Какая-то парочка с визгом шарахается от него прочь. Где-то, звонко прыгая по брусчатке, покатилась пустая бутылка из-под шампанского. Он бежит дальше, под арку, мимо соборов и часовен, кривым запутанным маршрутом, попадает наконец в нужное место. Снова поднимается наверх, в кабинет, останавливается и уже черным ходом выходит на обратную сторону. Там, за стеной, вскрывает амбарный замок. Темно, не помогает даже аварийное освещение. Злоумышленник раскрывает до предела веки, но ничего не видит. Наконец из тьмы проступает обратная сторона государственной машины, и Сергей Петрович с деловым видом приступает к акции. Береженого бог бережет, шепчет бывший звездный капитан, выдергивая с рычагов медные колокольчики. Те с красивым малиновым звоном падают на бетонный пол, раскатываются, подпрыгивая на неровном бугристом рельефе, и навсегда замолкают в темных прямых углах параллелепипеда. После успешного окончания операции Варфоломеев возвращается в кабинет, выключает хриплую «спидолу», тушит зеленую лампу и, удовлетворенный, выходит вниз на старый брусчатый двор.

21

Интеллигентный человек не может быть победителем. Пусть даже он прав. Пусть даже многотрудной логической цепью аргументов, фактов и действий опровергнет противную сторону. Все равно он не сможет быть наверху. И дело не в слабости предъявленных за и против, не в том, что правда не вечна, преходяща. Дело в противной стороне. Ему, интеллигентному человеку, едва одержавшему победу, тут же становится жаль противную сторону. Ведь она тоже человек, и следовательно, слабое, страдающее существо. Он начинает переживать, мучиться, брать свои слова обратно, мол, хоть я и прав, а тоже раньше не понимал, заблуждался, бродил в потемках, мол, и догадался-то случайно, а так, если бы не случай, то уж, верно, жил бы, как все. А то еще скажет, что и ему подсказали, научили, на путь истинный наставили, хоть это совсем неправда. Если и того мало, вообще расстраивается, совсем берет свои слова обратно, извиняется за допущенные действия и даже может попросить прощения. Простите, скажет, у вас здесь я ошибку нашел якобы, а никакая это не ошибка, а так, опечатка, и более того, не опечатка, а скорее наоборот.

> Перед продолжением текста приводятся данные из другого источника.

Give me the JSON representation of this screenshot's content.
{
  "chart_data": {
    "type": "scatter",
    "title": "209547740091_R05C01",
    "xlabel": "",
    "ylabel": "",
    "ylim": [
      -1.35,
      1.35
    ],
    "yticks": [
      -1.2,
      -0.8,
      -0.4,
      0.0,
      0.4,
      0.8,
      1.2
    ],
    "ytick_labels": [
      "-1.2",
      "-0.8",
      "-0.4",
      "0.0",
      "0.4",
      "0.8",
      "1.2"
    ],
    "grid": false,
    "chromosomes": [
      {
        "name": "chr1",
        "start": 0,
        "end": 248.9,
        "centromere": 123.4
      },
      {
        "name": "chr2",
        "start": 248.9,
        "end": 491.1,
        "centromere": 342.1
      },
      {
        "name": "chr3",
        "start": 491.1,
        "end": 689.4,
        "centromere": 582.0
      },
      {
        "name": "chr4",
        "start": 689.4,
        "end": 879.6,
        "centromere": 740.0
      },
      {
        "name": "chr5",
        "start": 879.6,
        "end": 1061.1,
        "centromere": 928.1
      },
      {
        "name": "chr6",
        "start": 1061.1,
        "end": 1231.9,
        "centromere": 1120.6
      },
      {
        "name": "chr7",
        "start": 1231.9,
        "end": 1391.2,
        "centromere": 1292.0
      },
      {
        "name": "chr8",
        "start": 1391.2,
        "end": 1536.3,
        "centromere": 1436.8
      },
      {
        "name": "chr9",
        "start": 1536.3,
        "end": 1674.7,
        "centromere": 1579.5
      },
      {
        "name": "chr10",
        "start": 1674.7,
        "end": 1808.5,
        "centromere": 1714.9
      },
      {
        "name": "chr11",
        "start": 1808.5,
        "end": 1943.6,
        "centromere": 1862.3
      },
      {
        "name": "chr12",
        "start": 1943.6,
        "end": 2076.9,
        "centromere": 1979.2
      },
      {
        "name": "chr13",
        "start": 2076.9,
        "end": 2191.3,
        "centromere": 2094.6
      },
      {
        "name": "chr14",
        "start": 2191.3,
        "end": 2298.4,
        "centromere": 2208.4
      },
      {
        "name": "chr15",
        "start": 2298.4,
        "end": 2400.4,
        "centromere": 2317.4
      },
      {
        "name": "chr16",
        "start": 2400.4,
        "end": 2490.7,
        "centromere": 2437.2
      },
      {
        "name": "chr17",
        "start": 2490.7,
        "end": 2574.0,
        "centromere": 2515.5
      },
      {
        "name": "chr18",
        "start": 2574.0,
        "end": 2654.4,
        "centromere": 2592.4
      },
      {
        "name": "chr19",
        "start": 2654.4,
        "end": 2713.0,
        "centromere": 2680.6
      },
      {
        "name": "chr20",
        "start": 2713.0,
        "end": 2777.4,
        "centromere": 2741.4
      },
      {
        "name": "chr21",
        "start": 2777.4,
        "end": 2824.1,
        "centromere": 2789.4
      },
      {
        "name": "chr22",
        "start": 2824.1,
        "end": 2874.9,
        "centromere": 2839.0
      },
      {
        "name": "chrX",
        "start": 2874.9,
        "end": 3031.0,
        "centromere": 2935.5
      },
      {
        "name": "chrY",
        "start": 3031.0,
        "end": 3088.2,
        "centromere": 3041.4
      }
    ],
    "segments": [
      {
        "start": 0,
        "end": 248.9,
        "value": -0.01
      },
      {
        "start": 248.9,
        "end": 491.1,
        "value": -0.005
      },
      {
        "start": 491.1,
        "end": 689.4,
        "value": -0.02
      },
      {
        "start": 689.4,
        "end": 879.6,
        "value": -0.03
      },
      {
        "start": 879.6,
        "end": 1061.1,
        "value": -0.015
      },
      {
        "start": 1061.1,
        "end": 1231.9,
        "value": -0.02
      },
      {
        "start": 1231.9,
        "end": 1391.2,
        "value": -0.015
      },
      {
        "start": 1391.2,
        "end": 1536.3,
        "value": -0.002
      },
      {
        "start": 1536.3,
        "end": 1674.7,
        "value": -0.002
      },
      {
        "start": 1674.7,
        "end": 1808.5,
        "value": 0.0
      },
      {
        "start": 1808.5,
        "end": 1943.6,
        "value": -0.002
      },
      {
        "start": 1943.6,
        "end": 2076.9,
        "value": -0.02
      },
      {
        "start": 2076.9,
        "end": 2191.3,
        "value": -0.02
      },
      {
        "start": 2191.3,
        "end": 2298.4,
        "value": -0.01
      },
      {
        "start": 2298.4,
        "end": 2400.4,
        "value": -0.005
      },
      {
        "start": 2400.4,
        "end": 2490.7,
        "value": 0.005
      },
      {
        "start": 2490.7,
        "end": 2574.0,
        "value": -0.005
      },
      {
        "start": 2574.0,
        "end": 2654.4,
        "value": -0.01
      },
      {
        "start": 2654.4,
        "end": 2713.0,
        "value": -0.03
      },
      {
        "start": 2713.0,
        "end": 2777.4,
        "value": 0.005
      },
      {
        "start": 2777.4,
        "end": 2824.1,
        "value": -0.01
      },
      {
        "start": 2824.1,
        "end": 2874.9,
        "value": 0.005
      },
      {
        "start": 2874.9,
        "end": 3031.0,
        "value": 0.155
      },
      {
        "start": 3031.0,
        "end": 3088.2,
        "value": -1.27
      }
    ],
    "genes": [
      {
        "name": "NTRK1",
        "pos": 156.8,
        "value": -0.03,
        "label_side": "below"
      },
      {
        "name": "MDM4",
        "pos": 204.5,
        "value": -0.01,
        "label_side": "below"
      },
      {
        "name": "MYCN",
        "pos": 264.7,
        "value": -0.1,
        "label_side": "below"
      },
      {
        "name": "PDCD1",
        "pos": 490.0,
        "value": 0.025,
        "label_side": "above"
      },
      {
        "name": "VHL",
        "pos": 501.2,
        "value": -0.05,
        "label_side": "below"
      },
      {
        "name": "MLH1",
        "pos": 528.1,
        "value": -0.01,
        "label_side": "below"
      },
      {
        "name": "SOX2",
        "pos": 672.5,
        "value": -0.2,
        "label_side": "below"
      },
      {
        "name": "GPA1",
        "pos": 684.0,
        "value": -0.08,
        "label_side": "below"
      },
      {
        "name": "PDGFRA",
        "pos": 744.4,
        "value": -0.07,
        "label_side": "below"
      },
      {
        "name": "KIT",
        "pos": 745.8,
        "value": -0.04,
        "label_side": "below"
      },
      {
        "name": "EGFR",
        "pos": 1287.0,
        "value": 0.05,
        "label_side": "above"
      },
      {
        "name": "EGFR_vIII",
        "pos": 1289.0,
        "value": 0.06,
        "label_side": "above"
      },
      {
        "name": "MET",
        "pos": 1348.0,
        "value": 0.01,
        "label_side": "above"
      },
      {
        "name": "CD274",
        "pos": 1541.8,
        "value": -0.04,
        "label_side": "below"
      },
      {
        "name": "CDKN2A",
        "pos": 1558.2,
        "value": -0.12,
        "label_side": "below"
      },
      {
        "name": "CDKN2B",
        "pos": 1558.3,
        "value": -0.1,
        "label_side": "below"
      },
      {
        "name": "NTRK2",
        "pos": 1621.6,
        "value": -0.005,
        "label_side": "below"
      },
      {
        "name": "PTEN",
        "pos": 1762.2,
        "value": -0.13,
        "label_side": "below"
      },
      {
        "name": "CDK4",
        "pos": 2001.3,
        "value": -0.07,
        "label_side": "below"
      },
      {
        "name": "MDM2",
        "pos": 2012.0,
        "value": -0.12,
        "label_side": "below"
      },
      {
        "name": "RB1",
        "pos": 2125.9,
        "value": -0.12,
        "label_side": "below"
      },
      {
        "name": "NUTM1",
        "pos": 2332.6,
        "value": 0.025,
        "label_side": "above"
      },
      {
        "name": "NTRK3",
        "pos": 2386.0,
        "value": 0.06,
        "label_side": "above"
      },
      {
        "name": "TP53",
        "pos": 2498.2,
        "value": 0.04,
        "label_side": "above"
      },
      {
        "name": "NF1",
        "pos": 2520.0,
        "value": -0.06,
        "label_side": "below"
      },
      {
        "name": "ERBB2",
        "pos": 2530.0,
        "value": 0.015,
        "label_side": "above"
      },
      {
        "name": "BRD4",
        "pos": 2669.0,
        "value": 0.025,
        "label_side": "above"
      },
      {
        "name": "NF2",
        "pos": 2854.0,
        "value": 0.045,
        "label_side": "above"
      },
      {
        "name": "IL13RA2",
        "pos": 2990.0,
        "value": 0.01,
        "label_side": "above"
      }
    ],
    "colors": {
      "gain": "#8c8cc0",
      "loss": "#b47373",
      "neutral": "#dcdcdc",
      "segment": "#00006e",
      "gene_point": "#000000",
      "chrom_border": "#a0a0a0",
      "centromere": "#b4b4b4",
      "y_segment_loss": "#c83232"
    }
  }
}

Соня сидела рядом с Варфоломеевым, вспоминала давнишние разговоры с Евгением, применяя старые идеи к новым условиям. Сергей Петрович прилип к иллюминатору и только изредка поворачивался, приглашая и Соню посмотреть вниз. Там, внизу, проплывала зеленая страна, новая, неизведанная и все-таки до боли знакомая. Казалось, ей нет никакого дела до прошлых времен и ничего она знать не хочет, откуда, почему и как все начиналось. Поэтому глупо требовать от нее возврата к старому. Ведь ничто не повторяется, ничто. Дальше будет другое, хорошее, плохое — неизвестно. Соня краем взгляда посмотрела на попутчика. Он сам вызвался ее проводить до Ленинграда, тем более что хотел побыстрее попасть в Раздольное. Что же, пусть хоть так, только бы побыстрее долететь. У нее там много дел. Нет, лучше не думать сейчас об этом, иначе не хватит терпения ждать, когда же кончится этот длинный час. Она снова посмотрела на бывшего звездного капитана. Вспомнила, как шел он навстречу славе и почету босиком, весь перемазанный как мальчишка. Она не ожидала его увидеть в таком виде. Она вообще ничего не ожидала в таком роде. Сначала, когда они с Карауловым приехали в столицу, настроилась на долгое, изнурительное ожидание в приемных государственных учреждений, на общее непонимание, возможно, даже на активное сопротивление. Но едва она назвала свою фамилию, как услужливо открылись перед нею двери высоких учреждений. Какие-то официальные люди тут же окружили ее вниманием и заботой, многое наобещали и сразу же исполнили, представив ее высокому начальству. И наступил момент, когда все с ней происходящее стало даже приятно, и ей в самом деле поверилось, что пожелай она в ту минуту самое заветное, и оно неизбежно будет исполнено. Но нет, не исполнилось, не получилось. Ни у кого не получилось. Даже у Караулова, который использовал ее как приманку, да ничего не словил, а исчез на сумасшедшем излете кремлевской ночи.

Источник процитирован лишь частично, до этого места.